You and They
One of the first things you do is figure out ways to shorten their name. As if you're trying to make your utterance of their name sound original in your own voice. Jacoline becomes Jackie becomes Jack becomes J. Dennis becomes Denny becomes Den becomes D.
And then you make your touch unique. You use just your fingers or your thumbs or your hands or your whole arms when you touch. You clench. You breathe in sharply when you do this.
In the morning, you wrap your legs around them like seaweed. You run your fingers down their back and hear them make pleasing sounds. You see the lines, the scratches, blood under the skin. You press harder.
When they leave, you embrace by the door and pay attention to how you fit this way. Whose arms go where and where their face lands in your chest. If you feel the heartbeats, count them until you part, measure them, learn the rhythms.
This Old House
Embarrassing ways to die. Getting hit in a crosswalk. Experimental aircraft crumpling into a tree. Dying in my sleep, not man enough to do it awake.

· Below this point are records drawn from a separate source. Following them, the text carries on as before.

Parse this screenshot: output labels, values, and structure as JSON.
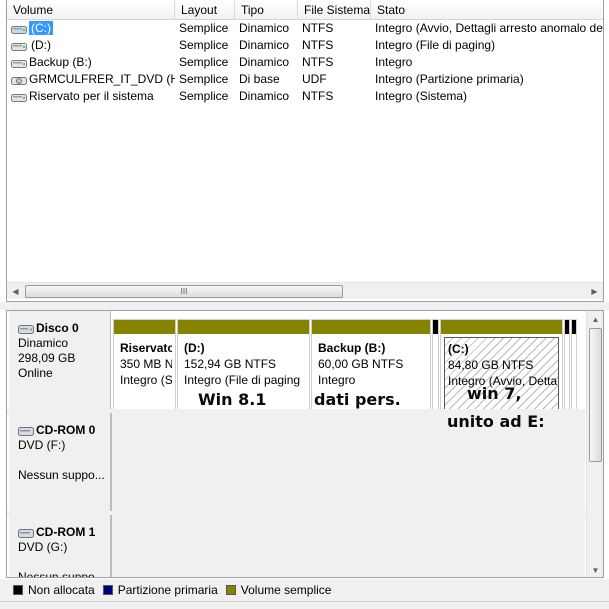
{
  "volume_list": {
    "columns": [
      "Volume",
      "Layout",
      "Tipo",
      "File Sistema",
      "Stato"
    ],
    "rows": [
      {
        "volume": "(C:)",
        "layout": "Semplice",
        "tipo": "Dinamico",
        "fs": "NTFS",
        "stato": "Integro (Avvio, Dettagli arresto anomalo de",
        "selected": true,
        "icon": "volume-icon"
      },
      {
        "volume": "(D:)",
        "layout": "Semplice",
        "tipo": "Dinamico",
        "fs": "NTFS",
        "stato": "Integro (File di paging)",
        "selected": false,
        "icon": "volume-icon"
      },
      {
        "volume": "Backup (B:)",
        "layout": "Semplice",
        "tipo": "Dinamico",
        "fs": "NTFS",
        "stato": "Integro",
        "selected": false,
        "icon": "volume-icon"
      },
      {
        "volume": "GRMCULFRER_IT_DVD (H:)",
        "layout": "Semplice",
        "tipo": "Di base",
        "fs": "UDF",
        "stato": "Integro (Partizione primaria)",
        "selected": false,
        "icon": "dvd-icon"
      },
      {
        "volume": "Riservato per il sistema",
        "layout": "Semplice",
        "tipo": "Dinamico",
        "fs": "NTFS",
        "stato": "Integro (Sistema)",
        "selected": false,
        "icon": "volume-icon"
      }
    ],
    "hscroll_grip": "III"
  },
  "disks": [
    {
      "title": "Disco 0",
      "type": "Dinamico",
      "size": "298,09 GB",
      "status": "Online",
      "partitions": [
        {
          "name": "Riservato",
          "size": "350 MB N",
          "status": "Integro (S",
          "bar": "#848400"
        },
        {
          "name": "(D:)",
          "size": "152,94 GB NTFS",
          "status": "Integro (File di paging",
          "bar": "#848400"
        },
        {
          "name": "Backup  (B:)",
          "size": "60,00 GB NTFS",
          "status": "Integro",
          "bar": "#848400"
        },
        {
          "name": "(C:)",
          "size": "84,80 GB NTFS",
          "status": "Integro (Avvio, Detta",
          "bar": "#848400",
          "selected": true
        }
      ]
    },
    {
      "title": "CD-ROM 0",
      "drive": "DVD (F:)",
      "media": "Nessun suppo..."
    },
    {
      "title": "CD-ROM 1",
      "drive": "DVD (G:)",
      "media": "Nessun suppo..."
    }
  ],
  "annotations": {
    "win81": "Win 8.1",
    "dati": "dati pers.",
    "win7": "win 7,",
    "unito": "unito  ad E:"
  },
  "legend": [
    {
      "label": "Non allocata",
      "color": "#000000"
    },
    {
      "label": "Partizione primaria",
      "color": "#000080"
    },
    {
      "label": "Volume semplice",
      "color": "#848400"
    }
  ]
}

I wish you didn't watch over me like a hawk. Sitting behind me, clipping your toenails. Breathing your drunk wine breath. You're obsessed about cancer. About what causes it, how long you can live with it or suffer through it. About knowing people who have it. You seek them out and then say to me, I told you so. You make me feel your breasts for lumps. Your throat. Everywhere.

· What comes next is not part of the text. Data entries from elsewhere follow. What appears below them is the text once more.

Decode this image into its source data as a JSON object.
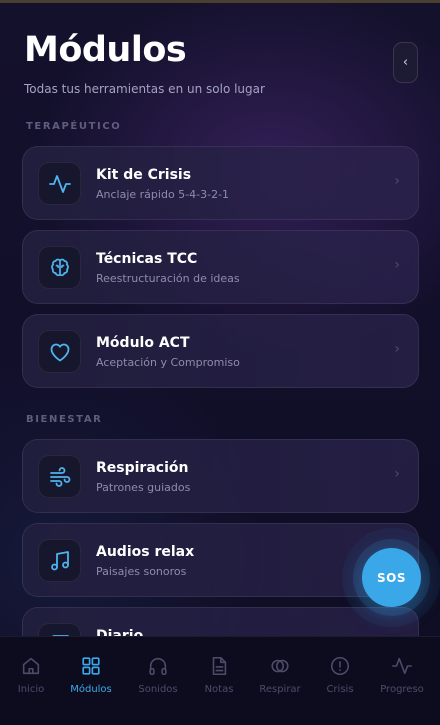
{
  "header": {
    "title": "Módulos",
    "subtitle": "Todas tus herramientas en un solo lugar",
    "back_label": "‹"
  },
  "sections": {
    "therapeutic": "TERAPÉUTICO",
    "wellbeing": "BIENESTAR"
  },
  "cards": [
    {
      "title": "Kit de Crisis",
      "subtitle": "Anclaje rápido 5-4-3-2-1",
      "icon": "pulse-icon"
    },
    {
      "title": "Técnicas TCC",
      "subtitle": "Reestructuración de ideas",
      "icon": "brain-icon"
    },
    {
      "title": "Módulo ACT",
      "subtitle": "Aceptación y Compromiso",
      "icon": "heart-icon"
    },
    {
      "title": "Respiración",
      "subtitle": "Patrones guiados",
      "icon": "wind-icon"
    },
    {
      "title": "Audios relax",
      "subtitle": "Paisajes sonoros",
      "icon": "music-icon"
    },
    {
      "title": "Diario",
      "subtitle": "",
      "icon": "journal-icon"
    }
  ],
  "chevron": "›",
  "sos_label": "SOS",
  "tabs": [
    {
      "label": "Inicio",
      "icon": "home-icon",
      "active": false
    },
    {
      "label": "Módulos",
      "icon": "grid-icon",
      "active": true
    },
    {
      "label": "Sonidos",
      "icon": "headphones-icon",
      "active": false
    },
    {
      "label": "Notas",
      "icon": "document-icon",
      "active": false
    },
    {
      "label": "Respirar",
      "icon": "breathe-icon",
      "active": false
    },
    {
      "label": "Crisis",
      "icon": "alert-icon",
      "active": false
    },
    {
      "label": "Progreso",
      "icon": "activity-icon",
      "active": false
    }
  ],
  "colors": {
    "accent": "#39a7e8",
    "icon": "#4fb3ee",
    "inactive": "#4d4b6a",
    "background": "#120f2a"
  }
}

I think about what's inside me too. If I look close enough I can see my own purple blood in my veins. When people change their bodies with the help of doctors and money, it reminds me of a house. Fixed up on the outside. Inside, it still looks like shit.
I hold your hand in the dark. We talk about cancer in the dark. If I look at you I'll just see the outline of your hair.
Is death like a song whose words are forgotten? Or is it the eight ball, scratched, falling into a hole, before the table is cleared.